With the statute of limitations running out for some 25,000 Gulf Coast residents with potential spill claims against BP, it is still not clear how many of them will be allowed to opt out of an already negotiated settlement.
Joe Rice, a plaintiff attorney who helped negotiate the $7.8 billion settlement with the oil giant related to the 2010 spill, warned Monday that attorneys for those seeking to opt out in hope of possibly striking a separate deal risk getting nothing for their clients.
“I imagine that a lawyer thinks that if he opts out, he will file an appeal and come up with some way to resolve those claims with BP outside the class in some aggregate fashion,” Rice told the Houston Chronicle. “I don’t think BP has any intention of doing that at the current time.”
With the three-year statute of limitations running out in April, claimants who opt not to be part of the settlement must file their claims by Jan. 24 so that BP will have the legally required 90 days to respond.
“If you don’t make a presentment by Jan. 24, you start facing a risk that the statute of limitations could run before you have a chance to legally pursue your claim,” Rice said.
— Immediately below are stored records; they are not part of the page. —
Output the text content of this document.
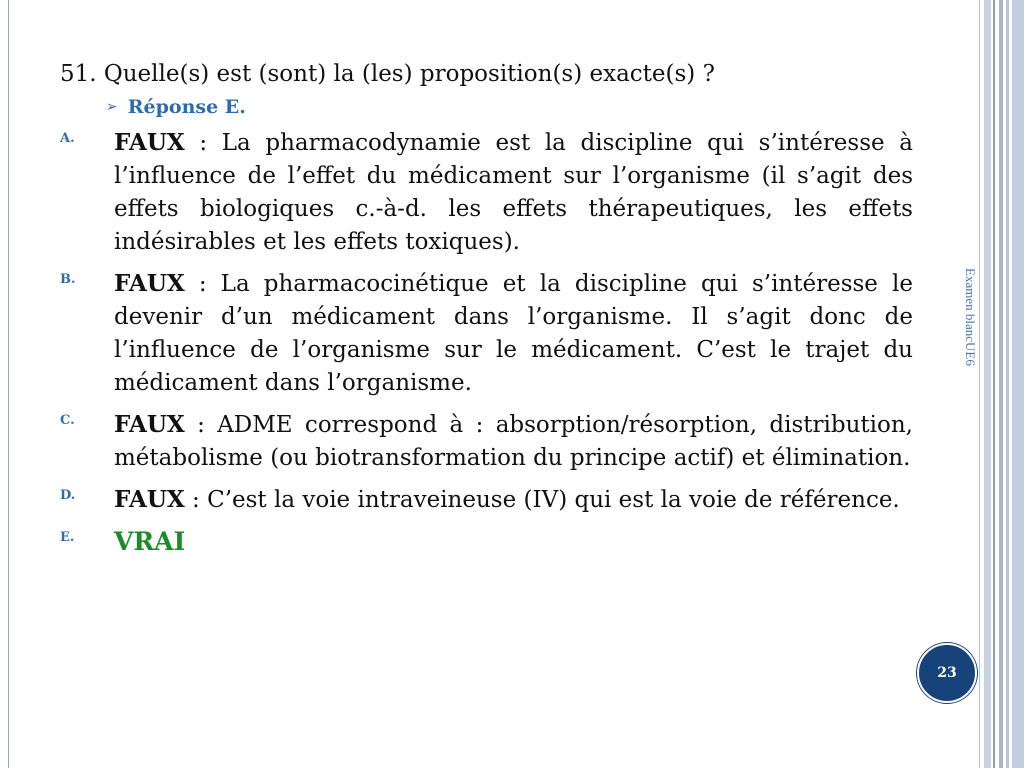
51. Quelle(s) est (sont) la (les) proposition(s) exacte(s) ?
➢ Réponse E.
A.	FAUX : La pharmacodynamie est la discipline qui s’intéresse à l’influence de l’effet du médicament sur l’organisme (il s’agit des effets biologiques c.-à-d. les effets thérapeutiques, les effets indésirables et les effets toxiques).
B.	FAUX : La pharmacocinétique et la discipline qui s’intéresse le devenir d’un médicament dans l’organisme. Il s’agit donc de l’influence de l’organisme sur le médicament. C’est le trajet du médicament dans l’organisme.
C.	FAUX : ADME correspond à : absorption/résorption, distribution, métabolisme (ou biotransformation du principe actif) et élimination.
D.	FAUX : C’est la voie intraveineuse (IV) qui est la voie de référence.
E.	VRAI
Examen blancUE6
23
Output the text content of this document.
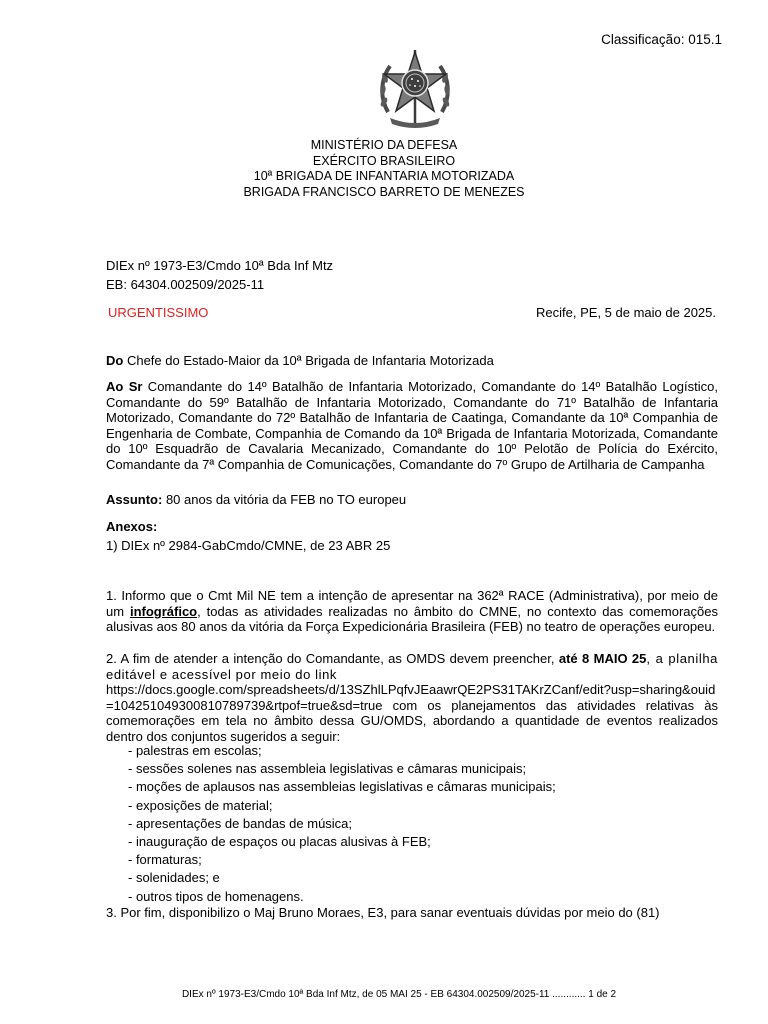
Classificação: 015.1
MINISTÉRIO DA DEFESA
EXÉRCITO BRASILEIRO
10ª BRIGADA DE INFANTARIA MOTORIZADA
BRIGADA FRANCISCO BARRETO DE MENEZES
DIEx nº 1973-E3/Cmdo 10ª Bda Inf Mtz
EB: 64304.002509/2025-11
URGENTISSIMO	Recife, PE, 5 de maio de 2025.
Do Chefe do Estado-Maior da 10ª Brigada de Infantaria Motorizada
Ao Sr Comandante do 14º Batalhão de Infantaria Motorizado, Comandante do 14º Batalhão Logístico, Comandante do 59º Batalhão de Infantaria Motorizado, Comandante do 71º Batalhão de Infantaria Motorizado, Comandante do 72º Batalhão de Infantaria de Caatinga, Comandante da 10ª Companhia de Engenharia de Combate, Companhia de Comando da 10ª Brigada de Infantaria Motorizada, Comandante do 10º Esquadrão de Cavalaria Mecanizado, Comandante do 10º Pelotão de Polícia do Exército, Comandante da 7ª Companhia de Comunicações, Comandante do 7º Grupo de Artilharia de Campanha
Assunto: 80 anos da vitória da FEB no TO europeu
Anexos:
1) DIEx nº 2984-GabCmdo/CMNE, de 23 ABR 25
1. Informo que o Cmt Mil NE tem a intenção de apresentar na 362ª RACE (Administrativa), por meio de um infográfico, todas as atividades realizadas no âmbito do CMNE, no contexto das comemorações alusivas aos 80 anos da vitória da Força Expedicionária Brasileira (FEB) no teatro de operações europeu.
2. A fim de atender a intenção do Comandante, as OMDS devem preencher, até 8 MAIO 25, a planilha editável e acessível por meio do link
https://docs.google.com/spreadsheets/d/13SZhlLPqfvJEaawrQE2PS31TAKrZCanf/edit?usp=sharing&ouid=104251049300810789739&rtpof=true&sd=true com os planejamentos das atividades relativas às comemorações em tela no âmbito dessa GU/OMDS, abordando a quantidade de eventos realizados dentro dos conjuntos sugeridos a seguir:
- palestras em escolas;
- sessões solenes nas assembleia legislativas e câmaras municipais;
- moções de aplausos nas assembleias legislativas e câmaras municipais;
- exposições de material;
- apresentações de bandas de música;
- inauguração de espaços ou placas alusivas à FEB;
- formaturas;
- solenidades; e
- outros tipos de homenagens.
3. Por fim, disponibilizo o Maj Bruno Moraes, E3, para sanar eventuais dúvidas por meio do (81)
DIEx nº 1973-E3/Cmdo 10ª Bda Inf Mtz, de 05 MAI 25 - EB 64304.002509/2025-11 ............ 1 de 2
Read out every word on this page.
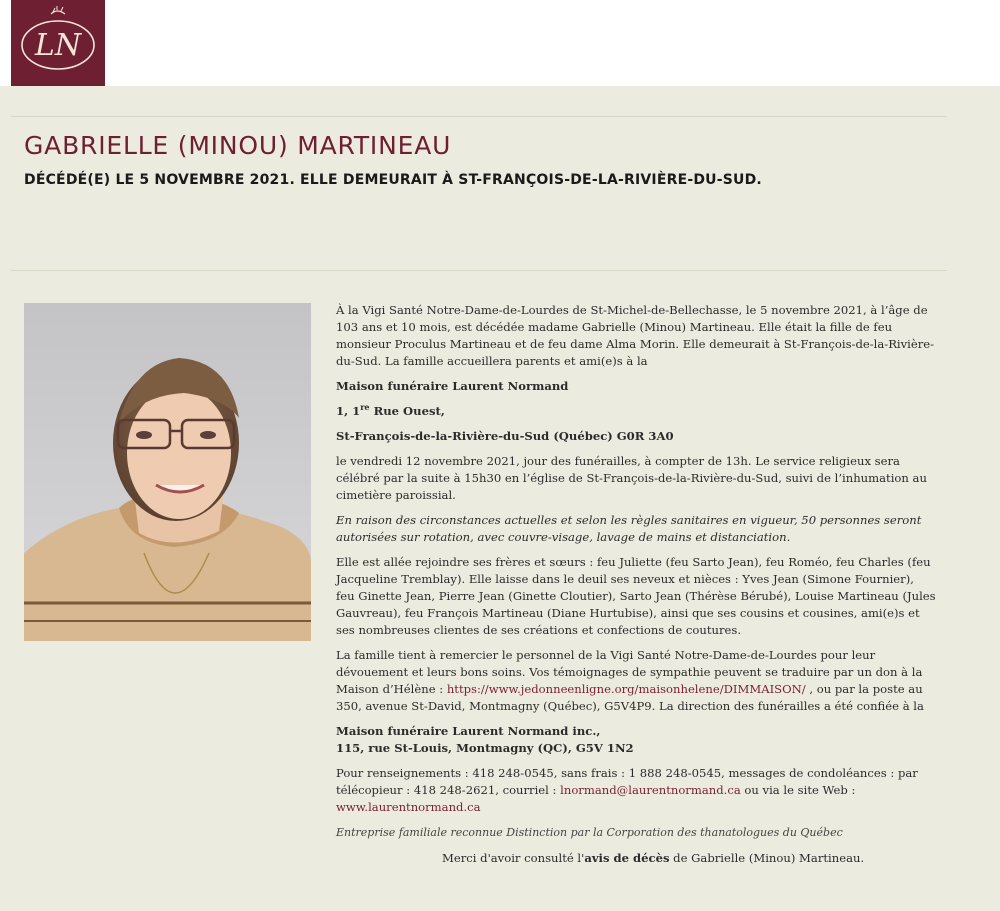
LN
GABRIELLE (MINOU) MARTINEAU
DÉCÉDÉ(E) LE 5 NOVEMBRE 2021. ELLE DEMEURAIT À ST-FRANÇOIS-DE-LA-RIVIÈRE-DU-SUD.

À la Vigi Santé Notre-Dame-de-Lourdes de St-Michel-de-Bellechasse, le 5 novembre 2021, à l’âge de 103 ans et 10 mois, est décédée madame Gabrielle (Minou) Martineau. Elle était la fille de feu monsieur Proculus Martineau et de feu dame Alma Morin. Elle demeurait à St-François-de-la-Rivière-du-Sud. La famille accueillera parents et ami(e)s à la

Maison funéraire Laurent Normand

1, 1re Rue Ouest,

St-François-de-la-Rivière-du-Sud (Québec) G0R 3A0

le vendredi 12 novembre 2021, jour des funérailles, à compter de 13h. Le service religieux sera célébré par la suite à 15h30 en l’église de St-François-de-la-Rivière-du-Sud, suivi de l’inhumation au cimetière paroissial.

En raison des circonstances actuelles et selon les règles sanitaires en vigueur, 50 personnes seront autorisées sur rotation, avec couvre-visage, lavage de mains et distanciation.

Elle est allée rejoindre ses frères et sœurs : feu Juliette (feu Sarto Jean), feu Roméo, feu Charles (feu Jacqueline Tremblay). Elle laisse dans le deuil ses neveux et nièces : Yves Jean (Simone Fournier), feu Ginette Jean, Pierre Jean (Ginette Cloutier), Sarto Jean (Thérèse Bérubé), Louise Martineau (Jules Gauvreau), feu François Martineau (Diane Hurtubise), ainsi que ses cousins et cousines, ami(e)s et ses nombreuses clientes de ses créations et confections de coutures.

La famille tient à remercier le personnel de la Vigi Santé Notre-Dame-de-Lourdes pour leur dévouement et leurs bons soins. Vos témoignages de sympathie peuvent se traduire par un don à la Maison d’Hélène : https://www.jedonneenligne.org/maisonhelene/DIMMAISON/ , ou par la poste au 350, avenue St-David, Montmagny (Québec), G5V4P9. La direction des funérailles a été confiée à la

Maison funéraire Laurent Normand inc.,

115, rue St-Louis, Montmagny (QC), G5V 1N2

Pour renseignements : 418 248-0545, sans frais : 1 888 248-0545, messages de condoléances : par télécopieur : 418 248-2621, courriel : lnormand@laurentnormand.ca ou via le site Web :
www.laurentnormand.ca

Entreprise familiale reconnue Distinction par la Corporation des thanatologues du Québec

Merci d'avoir consulté l'avis de décès de Gabrielle (Minou) Martineau.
He also estimated that U.S. District Judge Carl Barbier, who is overseeing the mass litigation, may approve only about a quarter of the 25,000 people currently listed as opt-outs. The majority of the paperwork, Rice said, did not have the addresses and individual signatures required by the judicial proceeding.
“These lawyers had names of folks that they talked to sometime in the process, and they didn’t even have a valid address for them, so they put them on the form without them,” said Rice, who is also part of a court-appointed steering committee representing the 79,000 plaintiffs already party to the deal.
In a hearing last week in New Orleans, claims administrator Patrick Juneau estimated that about half of the 25,000 opt-out claims would meet the court requirements.
Barbier has not given a time frame for deciding who to let out of the settlement.
Attorney Brent Coon, who filed more than 10,000 opt-out claims, said the judge will first have to decide which clients “jumped through all the hoops” and which ones did not.
“If he doesn’t extend opt-out criteria, I’m appealing 5,000 cases on the difficulties of how you get out of this case,” Coon said.
BP attorney Rick Godfrey said at the hearing that the company would press any claimant who opts to go to trial for specific evidence of any economic losses stemming from the oil spill.
By contrast, the settlement assumes the losses were caused by the spill.
“For those who opt out,” Godfrey said, “we will put them to the proof.”
Eligible Gulf Coast residents who want to participate in the current settlement are being given an extra year to file a claim.
Rice also said the list of participants could grow dramatically as more businesses indirectly connected to the tourism industry realize they are eligible to file.
“It is just up to people to exercise that right,” Rice said. “BP will pay it if they come. We have built a claimant-friendly, transparent, open-ended claims process for the people on the Gulf Coast. All we need now is for them to come forward and get their claim.”